When all five face-up tiles have been resolved, it's time for a scoring round. Each visitor is worth one point: each player counts total visitors and one player records the amounts. All visitors are equal in value: a figure representing second place in birds is worth one point, and one representing a looped path is worth one point.

Each player also receives income during a scoring round: you get one coin for each tile you have in your zoo. So a tile bought early will pay you four times over the course of the game - something to think about.

Turn over the next five tiles and play five more turns. You then have another scoring round, but this time every visitor is worth two points each. At the third scoring round, each visitor is worth three points each, and so on. The game ends after the fifth round: add up the scores for all five rounds and the winner is the one with the highest total score.

Why Is It a Good Game?

There's lots to like here. The theme is a good one, and it doesn't feel abstract. The theme is also appealing to a lot of people: lots of folk like animals, and the game should be enjoyable by children age 10 and up as well as by adults. It's not dry at all - a nice, engaging game.

It's a thinking game, but not an overly cerebral one. It's fairly short - about 45 minutes - so you don't burn out on it. But you have to weigh lots of factors every turn when thinking about your bid:

  • Who is most helped by the tile? The current victory point leader?
  • If someone else gets the tile, will you lose the lead in anything?
  • If you get the tile, can you steal the lead in anything?
  • If you get the tile, can you place it advantageously, or would its placement actually block the growth of one of your exhibits?
  • Can you make a loop - or two! - with this tile? Or at least set yourself up for an easy loop next tile?
  • Speaking of the next tile, what's coming up in the near future? If it's something more valuable to you than the current tile, you don't want to exhaust your money on this one ...
  • Is it a scoring round after this tile?
A turn is so short that you can have 25 of them and still have a short game. So if you don't get a tile now, you will soon - no one feel left out for very long, and you all partake in each bid.

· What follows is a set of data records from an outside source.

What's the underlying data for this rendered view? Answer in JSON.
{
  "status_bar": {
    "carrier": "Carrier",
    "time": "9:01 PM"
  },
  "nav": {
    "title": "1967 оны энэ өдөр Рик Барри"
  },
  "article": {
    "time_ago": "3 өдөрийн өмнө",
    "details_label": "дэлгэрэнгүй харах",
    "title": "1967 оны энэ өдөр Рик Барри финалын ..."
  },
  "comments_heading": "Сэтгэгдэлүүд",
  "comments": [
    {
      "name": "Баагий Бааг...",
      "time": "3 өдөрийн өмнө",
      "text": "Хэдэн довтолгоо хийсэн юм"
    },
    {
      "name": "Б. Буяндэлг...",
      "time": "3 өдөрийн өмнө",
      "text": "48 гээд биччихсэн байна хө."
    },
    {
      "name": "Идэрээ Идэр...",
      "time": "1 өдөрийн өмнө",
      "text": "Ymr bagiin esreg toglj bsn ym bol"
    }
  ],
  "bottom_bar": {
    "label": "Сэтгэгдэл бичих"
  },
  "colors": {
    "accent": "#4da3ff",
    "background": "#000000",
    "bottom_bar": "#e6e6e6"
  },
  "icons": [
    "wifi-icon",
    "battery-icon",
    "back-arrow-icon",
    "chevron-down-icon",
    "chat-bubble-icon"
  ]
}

Why Wouldn't You Like This Game?

Some people don't like blind bidding games, but that's not an issue with me. I enjoy such games, in fact, at least those in which only the winner pays, as in this game.

I do have some problems with the game, but - surprise, surprise! - I have a variant rule that I like which addresses them.

The boards get a bit muddled and confused - hard to tell who's leading in what, as the figures all look the same and obscure stars when you place them on the collections. Not as bad as I just made it sound, but it can get confusing. See below for a fix for this.

The colors of the birds (red) and apes (orange) are too close - they're easily confused. The fix for the above helps a little here, but simply focusing on the animals as opposed to the colors will get you by this one. It's hard to mistake a ostrich for a gorilla.

Runaway leader: the rich tend to get richer in this game, and our first five games all had a runaway leader problem. Others claim they've solved this problem simply by bidding a lot for early tiles, but that didn't work for us. I have a variant that fixes this, too, if you're interested ...

Some people don't like the cylindrical game container - doesn't fit well on shelves. Put it in a box, then, is my response.

Summing Up

A fine game, one of those that nicely balance lightness and thinking with an engaging theme. Recommended.

Variants and Tips

The game comes with four variants, which you can mix-and-match. The first is, I've been told, the original rules during playtest. It's an appealing rule, and we tried it quite a few times before reluctantly giving it up. It's very real world, but alas, it intensifies the rich-get-richer problem. The game becomes one of Wal-Mart versus a Mom-and-Pop store, and while realistic, isn't much fun to game.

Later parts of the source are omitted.